Researchers Have Teamed Up in India To Build a Gigantic Store of Texts and Images Extracted From 73M Journal Articles (nature.com) 32
A giant data store quietly being built in India could free vast swathes of science for computer analysis -- but whether it is a legal pursuit remains unclear. From a report: Carl Malamud is on a crusade to liberate information locked up behind paywalls -- and his campaigns have scored many victories. He has spent decades publishing copyrighted legal documents, from building codes to court records, and then arguing that such texts represent public-domain law that ought to be available to any citizen online. Sometimes, he has won those arguments in court. Now, the 60-year-old American technologist is turning his sights on a new objective: freeing paywalled scientific literature. And he thinks he has a legal way to do it. Over the past year, Malamud has -- without asking publishers -- teamed up with Indian researchers to build a gigantic store of text and images extracted from 73 million journal articles dating from 1847 up to the present day.
The cache, which is still being created, will be kept on a 576-terabyte storage facility at Jawaharlal Nehru University (JNU) in New Delhi. "This is not every journal article ever written, but it's a lot," Malamud says. It's comparable to the size of the core collection in the Web of Science database, for instance.

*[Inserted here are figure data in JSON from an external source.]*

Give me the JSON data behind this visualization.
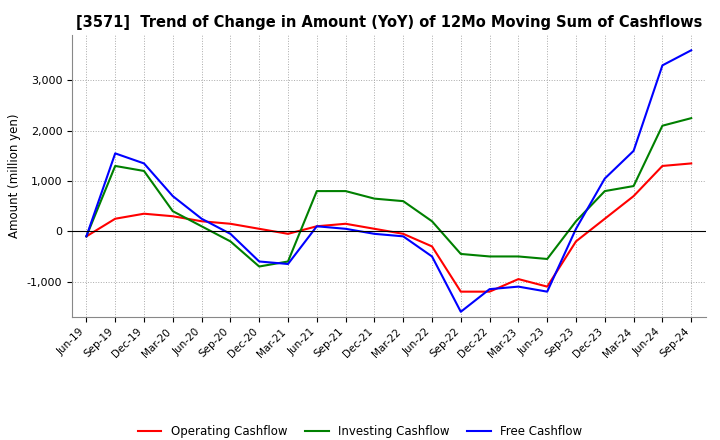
{
  "title": "[3571]  Trend of Change in Amount (YoY) of 12Mo Moving Sum of Cashflows",
  "ylabel": "Amount (million yen)",
  "x_labels": [
    "Jun-19",
    "Sep-19",
    "Dec-19",
    "Mar-20",
    "Jun-20",
    "Sep-20",
    "Dec-20",
    "Mar-21",
    "Jun-21",
    "Sep-21",
    "Dec-21",
    "Mar-22",
    "Jun-22",
    "Sep-22",
    "Dec-22",
    "Mar-23",
    "Jun-23",
    "Sep-23",
    "Dec-23",
    "Mar-24",
    "Jun-24",
    "Sep-24"
  ],
  "operating": [
    -100,
    250,
    350,
    300,
    200,
    150,
    50,
    -50,
    100,
    150,
    50,
    -50,
    -300,
    -1200,
    -1200,
    -950,
    -1100,
    -200,
    250,
    700,
    1300,
    1350
  ],
  "investing": [
    -100,
    1300,
    1200,
    400,
    100,
    -200,
    -700,
    -600,
    800,
    800,
    650,
    600,
    200,
    -450,
    -500,
    -500,
    -550,
    200,
    800,
    900,
    2100,
    2250
  ],
  "free": [
    -100,
    1550,
    1350,
    700,
    250,
    -50,
    -600,
    -650,
    100,
    50,
    -50,
    -100,
    -500,
    -1600,
    -1150,
    -1100,
    -1200,
    50,
    1050,
    1600,
    3300,
    3600
  ],
  "colors": {
    "operating": "#ff0000",
    "investing": "#008000",
    "free": "#0000ff"
  },
  "ylim": [
    -1700,
    3900
  ],
  "yticks": [
    -1000,
    0,
    1000,
    2000,
    3000
  ],
  "legend_labels": [
    "Operating Cashflow",
    "Investing Cashflow",
    "Free Cashflow"
  ],
  "background_color": "#ffffff",
  "grid_color": "#aaaaaa"
}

Malamud and his JNU collaborator, bioinformatician Andrew Lynn, call their facility the JNU data depot. No one will be allowed to read or download work from the repository, because that would breach publishers' copyright. Instead, Malamud envisages, researchers could crawl over its text and data with computer software, scanning through the world's scientific literature to pull out insights without actually reading the text. The unprecedented project is generating much excitement because it could, for the first time, open up vast swathes of the paywalled literature for easy computerized analysis.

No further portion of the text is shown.